In 1905 Andrew Carnegie donated $125,000 to replace the Main Building. As part of the institute's plan to move uphill, the 10 acre Walter Phelps Warren estate was acquired. There the Carnegie Building was erected, made of Harvard brick and Indiana limestone. It was completed in September 1906 at a cost of $133,000. The Carnegie Building was dedicated along with the Walker Laboratory on June 12, 1907.

==Architecture==
The building was designed by architects Whitfield & King. Henry D. Whitfield was Andrew Carnegie's brother-in-law.

In addition to being built with Harvard brick and Indiana limestone - concrete was used, steel floors, and partitions were used to split rooms. This fireproof building had terrazzo floors and its walls lined with white tiling.

On the first floor, the four large recitation rooms were utilized by the departments of Geodesy and Drawings while the second floor was occupied by the department of Mechanics and Mathematics.

The third floor has a small drawing room and several classrooms. The topmost fourth floor consisted of the largest drawing room of its time (sixty by one hundred feet,) with a small side room for blue-printing.

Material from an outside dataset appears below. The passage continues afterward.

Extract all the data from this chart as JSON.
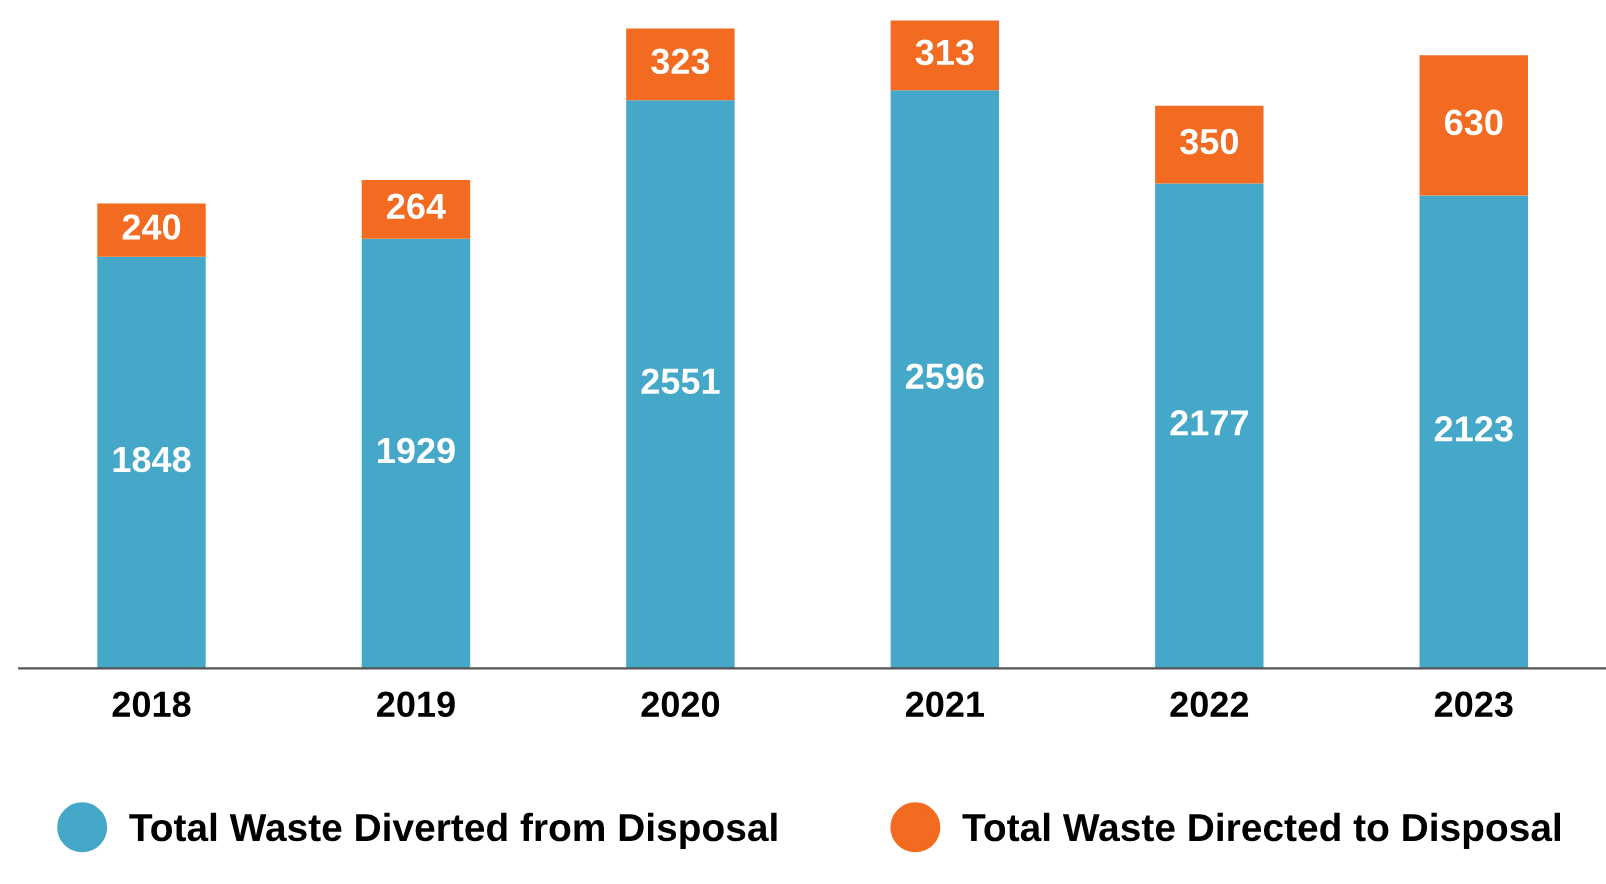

The walls of corridors and the underclass lobby contain drawings and photographs of structures designed by RPI male students, while the walls of the upperclass lobby contain etchings of familiar classic figures.

"...Located at the head of the entrance of the Institute grounds; the interior is admirably arranged for the purposes intended, well lighted, heated and ventilated; which all go toward making the work of the students easy."

==Current research==
The building is home to the Cogworks laboratory, which directs research in cognitive science.

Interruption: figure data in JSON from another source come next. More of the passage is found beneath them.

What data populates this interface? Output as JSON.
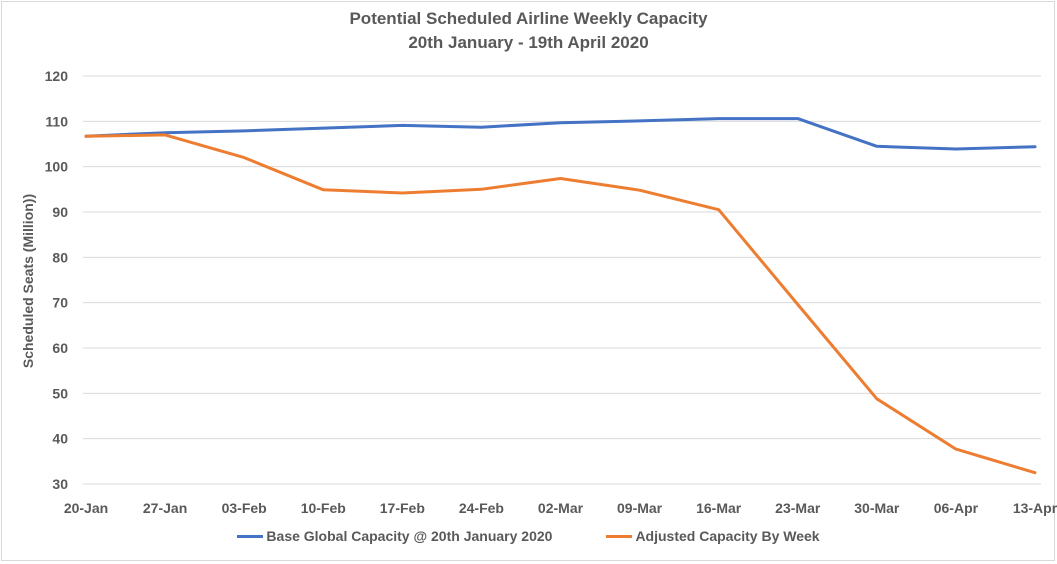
{
  "chart_data": {
    "type": "line",
    "title": "Potential Scheduled Airline Weekly Capacity",
    "subtitle": "20th January - 19th April 2020",
    "xlabel": "",
    "ylabel": "Scheduled Seats (Million))",
    "ylim": [
      30,
      120
    ],
    "yticks": [
      120,
      110,
      100,
      90,
      80,
      70,
      60,
      50,
      40,
      30
    ],
    "grid": true,
    "legend_position": "bottom",
    "categories": [
      "20-Jan",
      "27-Jan",
      "03-Feb",
      "10-Feb",
      "17-Feb",
      "24-Feb",
      "02-Mar",
      "09-Mar",
      "16-Mar",
      "23-Mar",
      "30-Mar",
      "06-Apr",
      "13-Apr"
    ],
    "series": [
      {
        "name": "Base Global Capacity @ 20th January 2020",
        "color": "#4472c4",
        "values": [
          106.7,
          107.5,
          107.9,
          108.5,
          109.1,
          108.7,
          109.7,
          110.1,
          110.6,
          110.6,
          104.5,
          103.9,
          104.4
        ]
      },
      {
        "name": "Adjusted Capacity By Week",
        "color": "#ed7d31",
        "values": [
          106.7,
          107.0,
          102.0,
          94.9,
          94.2,
          95.0,
          97.4,
          94.8,
          90.5,
          69.6,
          48.8,
          37.7,
          32.5
        ]
      }
    ]
  }
}
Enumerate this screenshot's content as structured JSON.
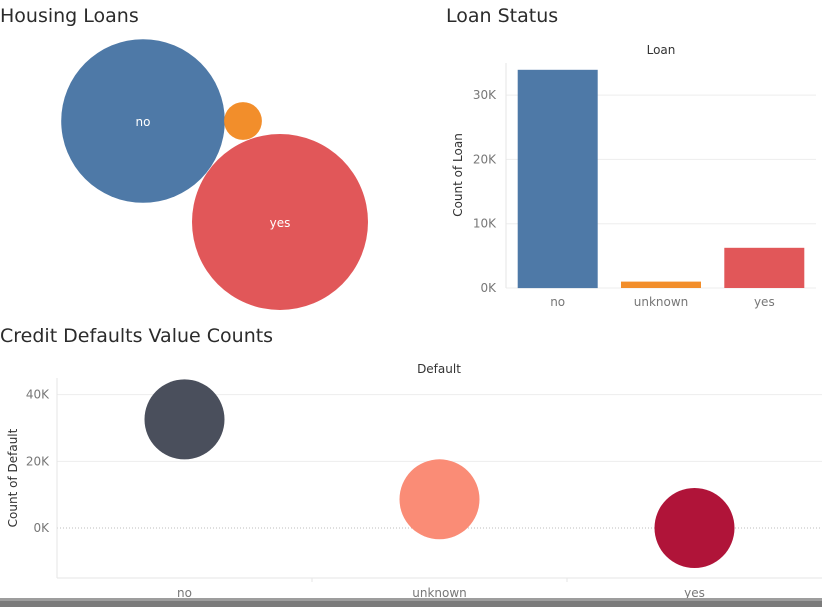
{
  "housing": {
    "title": "Housing Loans"
  },
  "loan": {
    "title": "Loan Status"
  },
  "default": {
    "title": "Credit Defaults Value Counts"
  },
  "chart_data": [
    {
      "type": "scatter",
      "id": "housing",
      "title": "Housing Loans",
      "encoding": "packed bubbles, size = count",
      "categories": [
        "no",
        "unknown",
        "yes"
      ],
      "values": [
        18622,
        990,
        21576
      ],
      "labels_shown": [
        "no",
        "",
        "yes"
      ],
      "colors": [
        "#4e79a7",
        "#f28e2b",
        "#e15759"
      ]
    },
    {
      "type": "bar",
      "id": "loan",
      "title": "Loan",
      "categories": [
        "no",
        "unknown",
        "yes"
      ],
      "values": [
        33950,
        990,
        6248
      ],
      "colors": [
        "#4e79a7",
        "#f28e2b",
        "#e15759"
      ],
      "xlabel": "",
      "ylabel": "Count of Loan",
      "ylim": [
        0,
        35000
      ],
      "yticks": [
        0,
        10000,
        20000,
        30000
      ],
      "ytick_labels": [
        "0K",
        "10K",
        "20K",
        "30K"
      ],
      "grid": true
    },
    {
      "type": "scatter",
      "id": "default",
      "title": "Default",
      "categories": [
        "no",
        "unknown",
        "yes"
      ],
      "values": [
        32588,
        8597,
        3
      ],
      "colors": [
        "#4a4f5c",
        "#fa8c76",
        "#b01439"
      ],
      "xlabel": "",
      "ylabel": "Count of Default",
      "ylim": [
        -15000,
        45000
      ],
      "yticks": [
        0,
        20000,
        40000
      ],
      "ytick_labels": [
        "0K",
        "20K",
        "40K"
      ],
      "grid": true
    }
  ]
}
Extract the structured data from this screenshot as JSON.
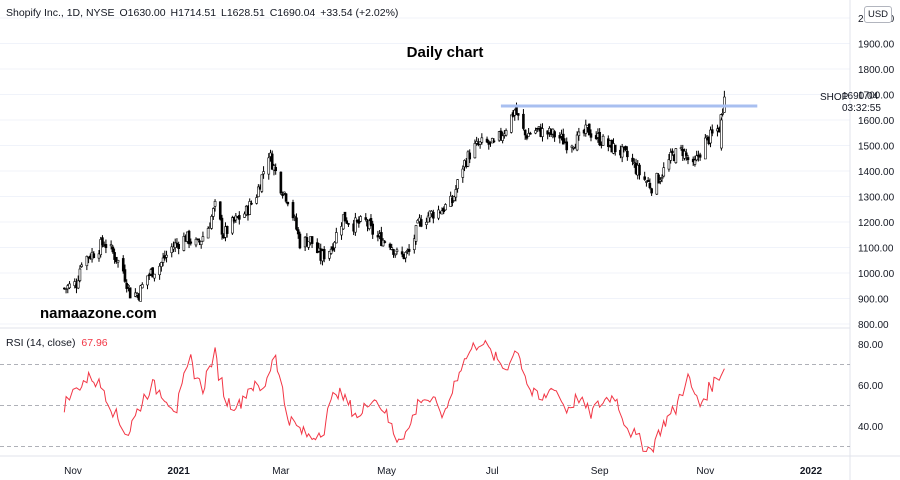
{
  "header": {
    "symbol": "Shopify Inc., 1D, NYSE",
    "open": "O1630.00",
    "high": "H1714.51",
    "low": "L1628.51",
    "close": "C1690.04",
    "change": "+33.54 (+2.02%)"
  },
  "title": "Daily chart",
  "watermark": "namaazone.com",
  "currency_button": "USD",
  "price_tag": {
    "symbol": "SHOP",
    "price": "1690.04",
    "countdown": "03:32:55"
  },
  "rsi_legend": {
    "label": "RSI (14, close)",
    "value": "67.96"
  },
  "colors": {
    "candle": "#000000",
    "resistance": "#a8bff0",
    "rsi": "#f23645",
    "grid": "#f0f3fa",
    "axis_text": "#131722"
  },
  "chart_data": [
    {
      "type": "candlestick",
      "title": "Daily chart",
      "series": [
        {
          "name": "Shopify Inc., 1D, NYSE"
        }
      ],
      "x_ticks": [
        "Nov",
        "2021",
        "Mar",
        "May",
        "Jul",
        "Sep",
        "Nov",
        "2022"
      ],
      "y_ticks": [
        800,
        900,
        1000,
        1100,
        1200,
        1300,
        1400,
        1500,
        1600,
        1700,
        1800,
        1900,
        2000
      ],
      "ylim": [
        800,
        2000
      ],
      "grid": false,
      "last_close": 1690.04,
      "resistance_level": 1655,
      "close_path": [
        [
          "2020-10-27",
          940
        ],
        [
          "2020-11-03",
          960
        ],
        [
          "2020-11-06",
          1050
        ],
        [
          "2020-11-13",
          1080
        ],
        [
          "2020-11-19",
          1120
        ],
        [
          "2020-11-24",
          1080
        ],
        [
          "2020-11-30",
          1010
        ],
        [
          "2020-12-04",
          920
        ],
        [
          "2020-12-09",
          920
        ],
        [
          "2020-12-14",
          990
        ],
        [
          "2020-12-21",
          1030
        ],
        [
          "2020-12-28",
          1100
        ],
        [
          "2021-01-05",
          1140
        ],
        [
          "2021-01-12",
          1110
        ],
        [
          "2021-01-18",
          1180
        ],
        [
          "2021-01-22",
          1260
        ],
        [
          "2021-01-27",
          1150
        ],
        [
          "2021-02-02",
          1200
        ],
        [
          "2021-02-09",
          1240
        ],
        [
          "2021-02-15",
          1310
        ],
        [
          "2021-02-22",
          1470
        ],
        [
          "2021-03-01",
          1340
        ],
        [
          "2021-03-06",
          1280
        ],
        [
          "2021-03-12",
          1120
        ],
        [
          "2021-03-18",
          1130
        ],
        [
          "2021-03-24",
          1060
        ],
        [
          "2021-03-30",
          1100
        ],
        [
          "2021-04-06",
          1220
        ],
        [
          "2021-04-12",
          1190
        ],
        [
          "2021-04-19",
          1200
        ],
        [
          "2021-04-25",
          1140
        ],
        [
          "2021-05-03",
          1120
        ],
        [
          "2021-05-08",
          1060
        ],
        [
          "2021-05-14",
          1080
        ],
        [
          "2021-05-20",
          1200
        ],
        [
          "2021-05-26",
          1230
        ],
        [
          "2021-06-02",
          1250
        ],
        [
          "2021-06-08",
          1280
        ],
        [
          "2021-06-14",
          1420
        ],
        [
          "2021-06-20",
          1490
        ],
        [
          "2021-06-26",
          1510
        ],
        [
          "2021-07-02",
          1500
        ],
        [
          "2021-07-08",
          1560
        ],
        [
          "2021-07-14",
          1640
        ],
        [
          "2021-07-20",
          1540
        ],
        [
          "2021-07-26",
          1560
        ],
        [
          "2021-08-01",
          1550
        ],
        [
          "2021-08-07",
          1540
        ],
        [
          "2021-08-13",
          1510
        ],
        [
          "2021-08-19",
          1520
        ],
        [
          "2021-08-25",
          1560
        ],
        [
          "2021-08-31",
          1530
        ],
        [
          "2021-09-06",
          1500
        ],
        [
          "2021-09-12",
          1480
        ],
        [
          "2021-09-18",
          1450
        ],
        [
          "2021-09-25",
          1380
        ],
        [
          "2021-10-01",
          1340
        ],
        [
          "2021-10-07",
          1390
        ],
        [
          "2021-10-13",
          1460
        ],
        [
          "2021-10-19",
          1480
        ],
        [
          "2021-10-25",
          1410
        ],
        [
          "2021-10-31",
          1510
        ],
        [
          "2021-11-05",
          1540
        ],
        [
          "2021-11-09",
          1570
        ],
        [
          "2021-11-12",
          1690.04
        ]
      ]
    },
    {
      "type": "line",
      "title": "RSI (14, close)",
      "last_value": 67.96,
      "y_ticks": [
        40,
        60,
        80
      ],
      "ylim": [
        25,
        85
      ],
      "levels": [
        70,
        50,
        30
      ],
      "x": [
        "2020-10-27",
        "2020-11-05",
        "2020-11-12",
        "2020-11-19",
        "2020-11-26",
        "2020-12-03",
        "2020-12-10",
        "2020-12-17",
        "2020-12-24",
        "2020-12-31",
        "2021-01-08",
        "2021-01-15",
        "2021-01-22",
        "2021-01-29",
        "2021-02-05",
        "2021-02-12",
        "2021-02-19",
        "2021-02-26",
        "2021-03-05",
        "2021-03-12",
        "2021-03-19",
        "2021-03-26",
        "2021-04-02",
        "2021-04-09",
        "2021-04-16",
        "2021-04-23",
        "2021-04-30",
        "2021-05-07",
        "2021-05-14",
        "2021-05-21",
        "2021-05-28",
        "2021-06-04",
        "2021-06-11",
        "2021-06-18",
        "2021-06-25",
        "2021-07-02",
        "2021-07-09",
        "2021-07-16",
        "2021-07-23",
        "2021-07-30",
        "2021-08-06",
        "2021-08-13",
        "2021-08-20",
        "2021-08-27",
        "2021-09-03",
        "2021-09-10",
        "2021-09-17",
        "2021-09-24",
        "2021-10-01",
        "2021-10-08",
        "2021-10-15",
        "2021-10-22",
        "2021-10-29",
        "2021-11-05",
        "2021-11-12"
      ],
      "values": [
        50,
        60,
        64,
        58,
        45,
        36,
        50,
        60,
        55,
        48,
        72,
        58,
        75,
        52,
        50,
        60,
        57,
        76,
        45,
        38,
        34,
        39,
        58,
        51,
        44,
        55,
        48,
        34,
        38,
        54,
        52,
        45,
        65,
        76,
        82,
        74,
        68,
        78,
        57,
        52,
        60,
        48,
        54,
        46,
        52,
        55,
        40,
        33,
        28,
        41,
        48,
        64,
        50,
        60,
        67.96
      ]
    }
  ]
}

The research and doctoral program taking place in the Cognitive Science Department is currently having its current goals set on integrating an interdisciplinary department where the research and teaching is aimed at three powerful, driving ideas:

- "Next generation" artificial intelligence: designing and constructing artificial cognitive systems that can span across the full range of cognition, from the low-level perception/action to a high level of reasoning.
- "Next generation" computation cognitive modeling: designing and implementing cognitive architectures so that they go beyond the current available structure towards Allen Newell’s original dream of a design that accurately reflects the full range of cognitive processes present in natural cognitive systems.
- Cognitive engineering: engineering the interface between the natural cognitive systems and task environments by exploiting experimental data.

One small program that is held in this building is the Experimetrix where students could sign up to participate in experiments that deal with how the brain works or cognitive science. Graduate students and professors work together to collect data and in turn analyze them for further development in cognitive research. Students being participants for this research allows them to receive extra credit for their course if allowed by their professor. This area of experiments is currently being held on the second floor of the building.

There is also the closely related Rensselaer Artificial Intelligence and Reasoning (RAIR) Laboratory, which is located in the Russell Sage Laboratory.